Jared Bianchi, a deputy state’s attorney who prosecutes in Bennington County, told the Judiciary committee on April 8 that the state lacks a clear competency-restoration pathway for the small number of people charged with life offenses and who either become incompetent pretrial or are later adjudicated not guilty by reason of insanity (NGRI). Bianchi said S.193, as he proposed to amend it, is narrowly drawn to address those highest-acuity cases and to balance public safety with defendants’ due-process rights.
Bianchi framed the problem with a recent case in which a defendant admitted to second-degree murder but became ill before sentencing. "We were not able to proceed the sentencing at that stage because he was no longer competent," he said, describing how the absence of a restoration program meant the case stalled and the defendant later died. He told the panel that the current system can leave defendants either housed in Department of Corrections (DOC) custody without restoration services or released to the community without a meaningful process.
The testimony distinguished competency — a fluid, judge-made determination about a defendant’s present ability to participate in proceedings — from an insanity adjudication, which Bianchi said is a jury finding about the defendant’s mental state at the time of the offense. Under the bill’s NGRI component, a person found insane by a jury would move into a forensic-placement pathway because the jury has already established both the underlying conduct and the qualifying condition indicating potential ongoing public-safety risk.
On several procedural points, Bianchi proposed edits to the senate-drafted language. He said the committee should adopt a rebuttable presumption that a person qualifies for forensic placement while leaving the state with the burden to justify continued detention.

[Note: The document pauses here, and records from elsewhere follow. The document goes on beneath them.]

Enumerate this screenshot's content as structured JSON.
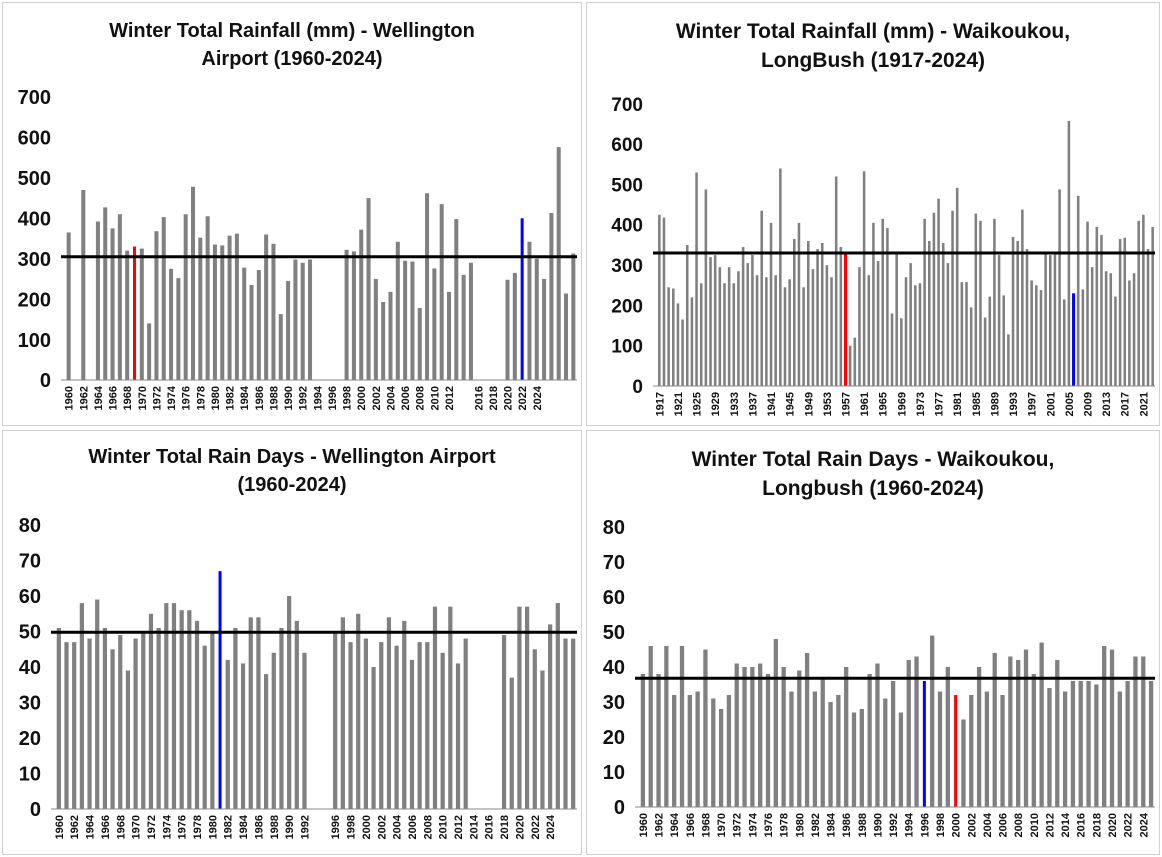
{
  "chart_data": [
    {
      "type": "bar",
      "title": "Winter Total Rainfall (mm) - Wellington\nAirport (1960-2024)",
      "ylim": [
        0,
        700
      ],
      "yticks": [
        0,
        100,
        200,
        300,
        400,
        500,
        600,
        700
      ],
      "xstart": 1960,
      "values": [
        365,
        null,
        470,
        null,
        392,
        427,
        375,
        410,
        320,
        330,
        325,
        140,
        368,
        403,
        275,
        252,
        410,
        478,
        352,
        405,
        335,
        333,
        357,
        362,
        278,
        235,
        272,
        360,
        337,
        163,
        245,
        298,
        290,
        298,
        null,
        null,
        null,
        null,
        322,
        318,
        372,
        450,
        250,
        193,
        218,
        342,
        295,
        293,
        178,
        462,
        276,
        435,
        218,
        398,
        260,
        290,
        null,
        null,
        null,
        null,
        248,
        265,
        400,
        342,
        300,
        250,
        413,
        576,
        214,
        313
      ],
      "xticks": [
        "1960",
        "1962",
        "1964",
        "1966",
        "1968",
        "1970",
        "1972",
        "1974",
        "1976",
        "1978",
        "1980",
        "1982",
        "1984",
        "1986",
        "1988",
        "1990",
        "1992",
        "1994",
        "1996",
        "1998",
        "2000",
        "2002",
        "2004",
        "2006",
        "2008",
        "2010",
        "2012",
        "2016",
        "2018",
        "2020",
        "2022",
        "2024"
      ],
      "average": 305,
      "highlight_min": {
        "year": "1969",
        "value": 140,
        "color": "#ff0000"
      },
      "highlight_max": {
        "year": "2022",
        "value": 576,
        "color": "#0000ff"
      },
      "bar_color": "#808080",
      "average_line_color": "#000000",
      "grid": false
    },
    {
      "type": "bar",
      "title": "Winter Total Rainfall (mm) - Waikoukou,\nLongBush (1917-2024)",
      "ylim": [
        0,
        700
      ],
      "yticks": [
        0,
        100,
        200,
        300,
        400,
        500,
        600,
        700
      ],
      "xstart": 1917,
      "values": [
        425,
        418,
        245,
        242,
        205,
        165,
        350,
        220,
        530,
        255,
        488,
        320,
        325,
        295,
        255,
        295,
        255,
        285,
        345,
        305,
        325,
        275,
        435,
        270,
        405,
        275,
        540,
        245,
        265,
        365,
        405,
        245,
        360,
        290,
        340,
        355,
        300,
        270,
        520,
        345,
        330,
        100,
        120,
        295,
        533,
        275,
        405,
        310,
        415,
        392,
        180,
        330,
        168,
        270,
        305,
        250,
        255,
        415,
        360,
        430,
        465,
        355,
        305,
        435,
        492,
        258,
        258,
        195,
        428,
        410,
        170,
        222,
        415,
        325,
        225,
        128,
        370,
        360,
        438,
        340,
        262,
        250,
        238,
        330,
        325,
        330,
        488,
        215,
        658,
        230,
        472,
        240,
        408,
        295,
        395,
        375,
        285,
        280,
        222,
        365,
        368,
        262,
        280,
        410,
        425,
        340,
        395
      ],
      "xticks": [
        "1917",
        "1921",
        "1925",
        "1929",
        "1933",
        "1937",
        "1941",
        "1945",
        "1949",
        "1953",
        "1957",
        "1961",
        "1965",
        "1969",
        "1973",
        "1977",
        "1981",
        "1985",
        "1989",
        "1993",
        "1997",
        "2001",
        "2005",
        "2009",
        "2013",
        "2017",
        "2021"
      ],
      "average": 330,
      "highlight_min": {
        "year": "1957",
        "value": 100,
        "color": "#ff0000"
      },
      "highlight_max": {
        "year": "2006",
        "value": 658,
        "color": "#0000ff"
      },
      "bar_color": "#808080",
      "average_line_color": "#000000",
      "grid": false
    },
    {
      "type": "bar",
      "title": "Winter Total Rain Days - Wellington Airport\n(1960-2024)",
      "ylim": [
        0,
        80
      ],
      "yticks": [
        0,
        10,
        20,
        30,
        40,
        50,
        60,
        70,
        80
      ],
      "xstart": 1960,
      "values": [
        51,
        47,
        47,
        58,
        48,
        59,
        51,
        45,
        49,
        39,
        48,
        50,
        55,
        51,
        58,
        58,
        56,
        56,
        53,
        46,
        50,
        67,
        42,
        51,
        41,
        54,
        54,
        38,
        44,
        51,
        60,
        53,
        44,
        null,
        null,
        null,
        50,
        54,
        47,
        55,
        48,
        40,
        47,
        54,
        46,
        53,
        42,
        47,
        47,
        57,
        44,
        57,
        41,
        48,
        null,
        null,
        null,
        null,
        49,
        37,
        57,
        57,
        45,
        39,
        52,
        58,
        48,
        48
      ],
      "xticks": [
        "1960",
        "1962",
        "1964",
        "1966",
        "1968",
        "1970",
        "1972",
        "1974",
        "1976",
        "1978",
        "1980",
        "1982",
        "1984",
        "1986",
        "1988",
        "1990",
        "1992",
        "1996",
        "1998",
        "2000",
        "2002",
        "2004",
        "2006",
        "2008",
        "2010",
        "2012",
        "2014",
        "2016",
        "2018",
        "2020",
        "2022",
        "2024"
      ],
      "average": 49.8,
      "highlight_min": {
        "year": "2016",
        "value": 37,
        "color": "#ff0000"
      },
      "highlight_max": {
        "year": "1981",
        "value": 67,
        "color": "#0000ff"
      },
      "bar_color": "#808080",
      "average_line_color": "#000000",
      "grid": false
    },
    {
      "type": "bar",
      "title": "Winter Total Rain Days - Waikoukou,\nLongbush (1960-2024)",
      "ylim": [
        0,
        80
      ],
      "yticks": [
        0,
        10,
        20,
        30,
        40,
        50,
        60,
        70,
        80
      ],
      "xstart": 1960,
      "values": [
        38,
        46,
        38,
        46,
        32,
        46,
        32,
        33,
        45,
        31,
        28,
        32,
        41,
        40,
        40,
        41,
        38,
        48,
        40,
        33,
        39,
        44,
        33,
        37,
        30,
        32,
        40,
        27,
        28,
        38,
        41,
        31,
        36,
        27,
        42,
        43,
        36,
        49,
        33,
        40,
        32,
        25,
        32,
        40,
        33,
        44,
        32,
        43,
        42,
        45,
        38,
        47,
        34,
        42,
        33,
        36,
        36,
        36,
        35,
        46,
        45,
        33,
        36,
        43,
        43,
        36
      ],
      "xticks": [
        "1960",
        "1962",
        "1964",
        "1966",
        "1968",
        "1970",
        "1972",
        "1974",
        "1976",
        "1978",
        "1980",
        "1982",
        "1984",
        "1986",
        "1988",
        "1990",
        "1992",
        "1994",
        "1996",
        "1998",
        "2000",
        "2002",
        "2004",
        "2006",
        "2008",
        "2010",
        "2012",
        "2014",
        "2016",
        "2018",
        "2020",
        "2022",
        "2024"
      ],
      "average": 36.8,
      "highlight_min": {
        "year": "2000",
        "value": 25,
        "color": "#ff0000"
      },
      "highlight_max": {
        "year": "1996",
        "value": 49,
        "color": "#0000ff"
      },
      "bar_color": "#808080",
      "average_line_color": "#000000",
      "grid": false
    }
  ]
}
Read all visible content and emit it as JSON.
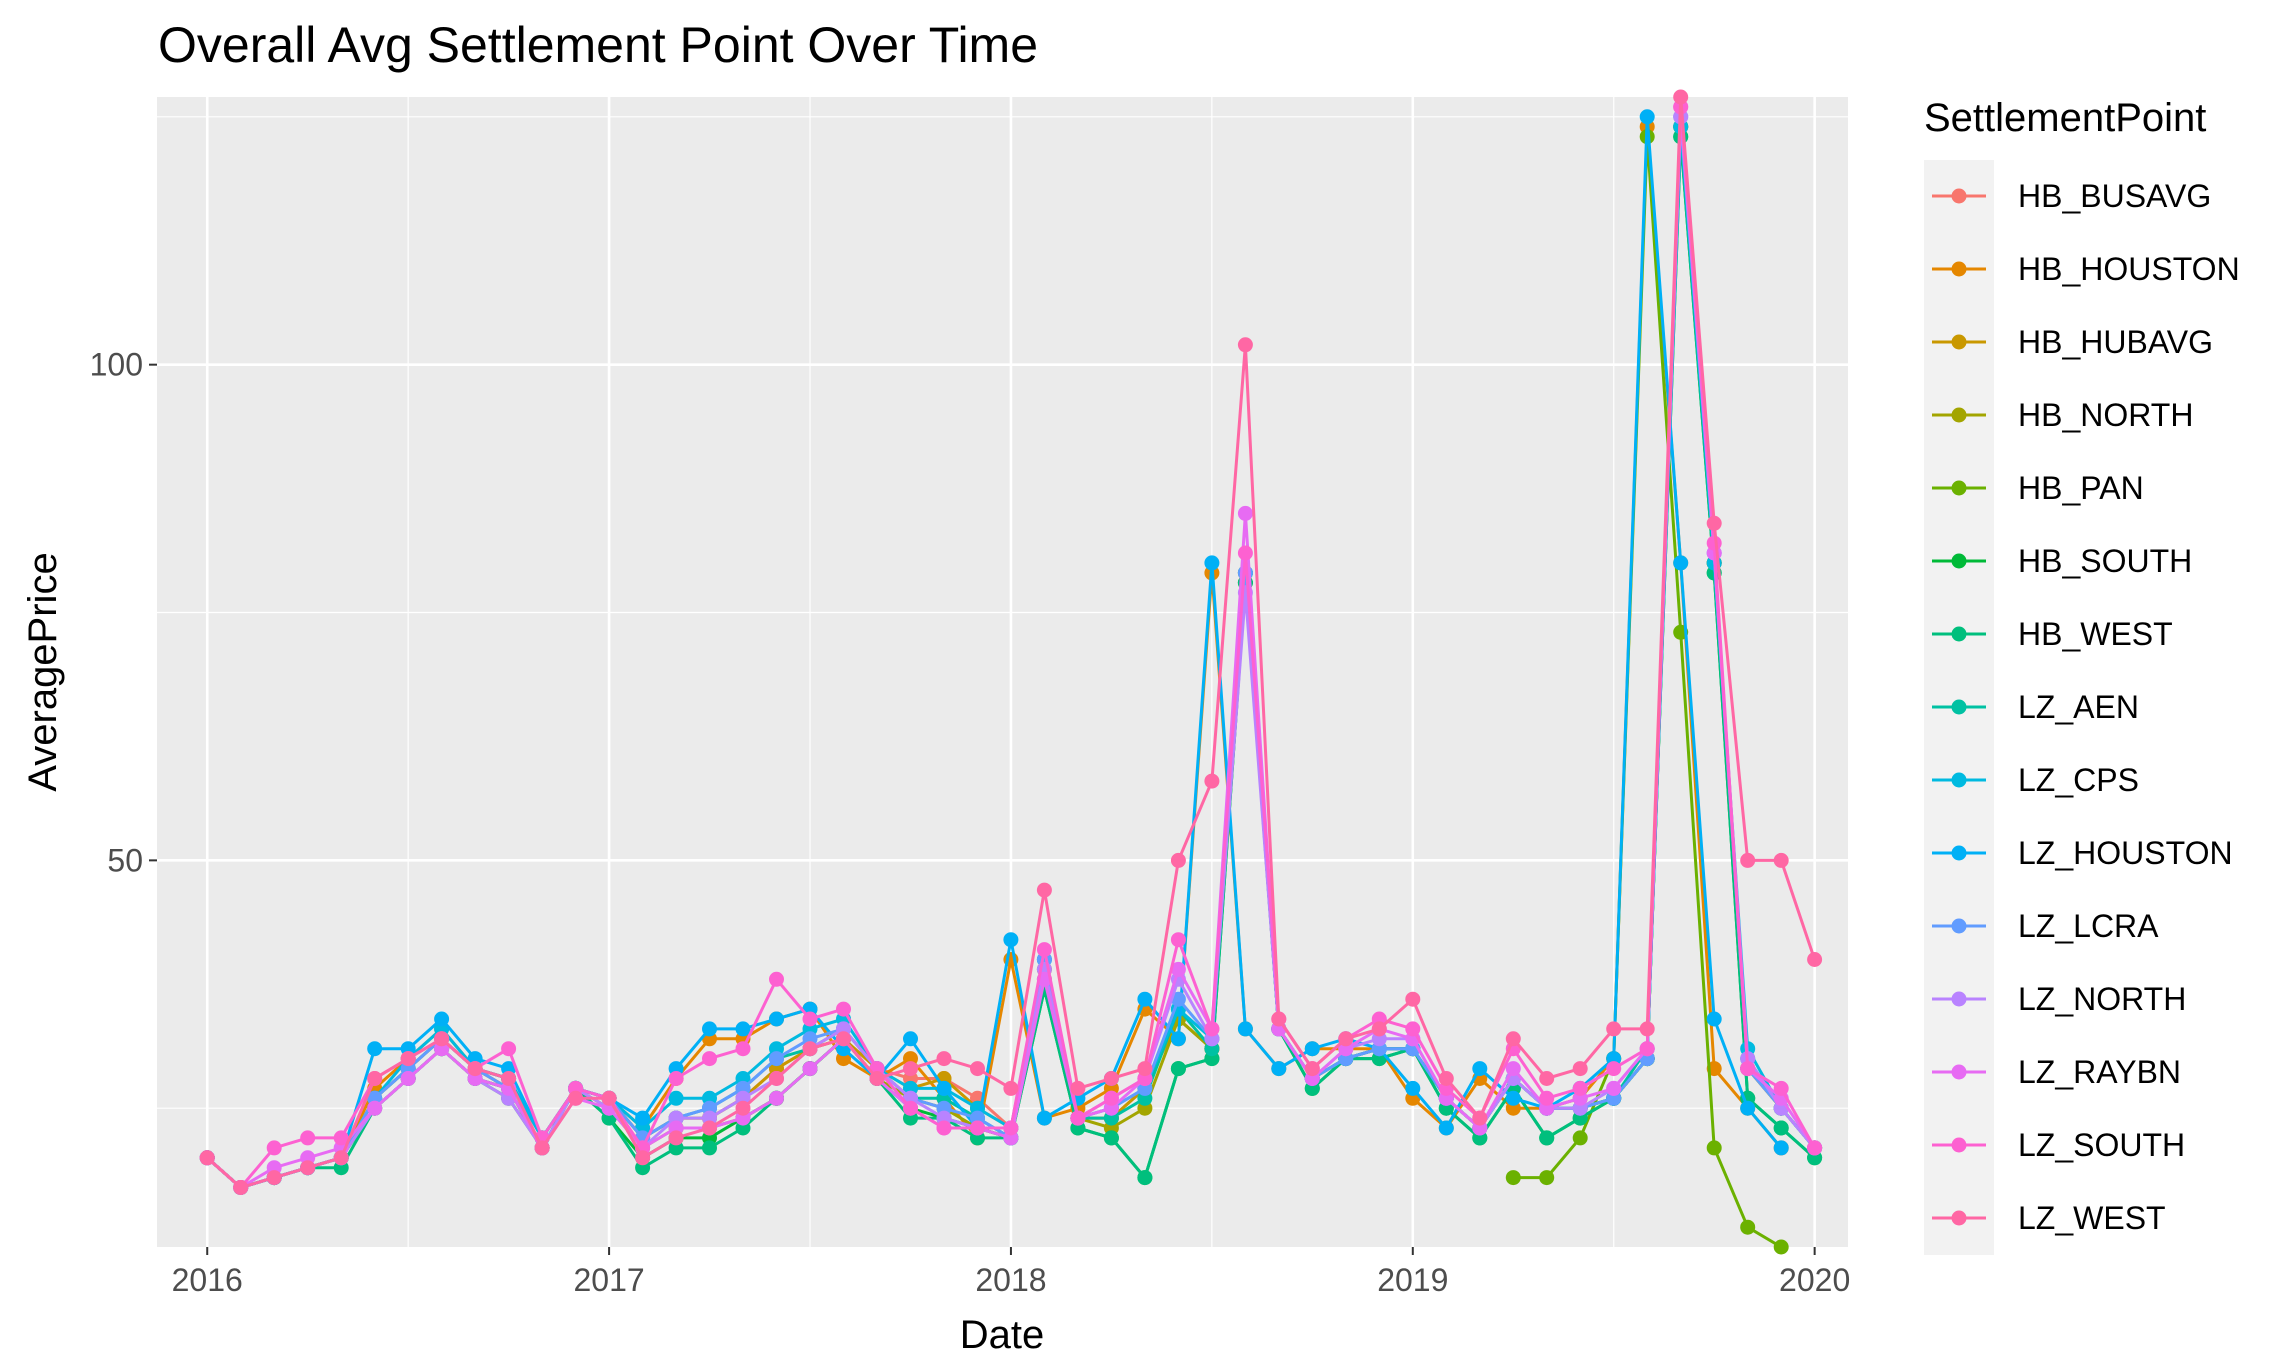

He also recommended treating a 48-hour initial hearing requirement as infeasible and instead suggested a 60-day window to allow time for a substantive forensic risk assessment and a contested hearing when needed.
Bianchi described a ‘‘dilating’’ review schedule for long-term placements: an initial review after six months, a second review after a few years (he mentioned three as an example), and five-year reviews thereafter, with clinicians at the facility or the defendant able to request earlier review. For competency-restoration in the pretrial posture, he said the bill would retain six-month periodic competency evaluations and restoration services; after two unsuccessful cycles courts would examine whether restoration is likely and, if not, transition the case into the longer-term forensic-review process.
The deputy state’s attorney emphasized the small scope of the proposal. "I think that the general estimate is probably about five, give or take, in a given year," he told the committee when asked how many people might be eligible. He and committee members repeatedly noted that the limited estimated caseload counsels against building large, permanent facilities and argues instead for flexible placements and contracts, potentially including out‑of‑state partnerships when appropriate.
Committee members pressed Bianchi on agency roles and operational details, asking why the Department of Mental Health (DMH) would not take a lead role. Bianchi said DMH provides hospital-level care when clinically required, but S.193 addresses a population defined by combined mental-health needs and public-safety risk and that implementation details — provider standards, contract terms and quality protections — should be developed with agency input.
On victims’ access to information, Bianchi told the committee he supports using victim advocates to keep victims apprised of proceedings rather than releasing raw evaluative records publicly; he said records become subject to court processes and privacy constraints once entered into evidence. He also offered to supply the committee with proposed tracked edits to the senate language and to return for further testimony.
The hearing concluded with the chair asking Bianchi to submit his edits to staff and adjourning the morning session; the committee indicated it would continue additional testimony on the measure later in the week. The transcript provided the meeting date as "April 8" but did not state a year.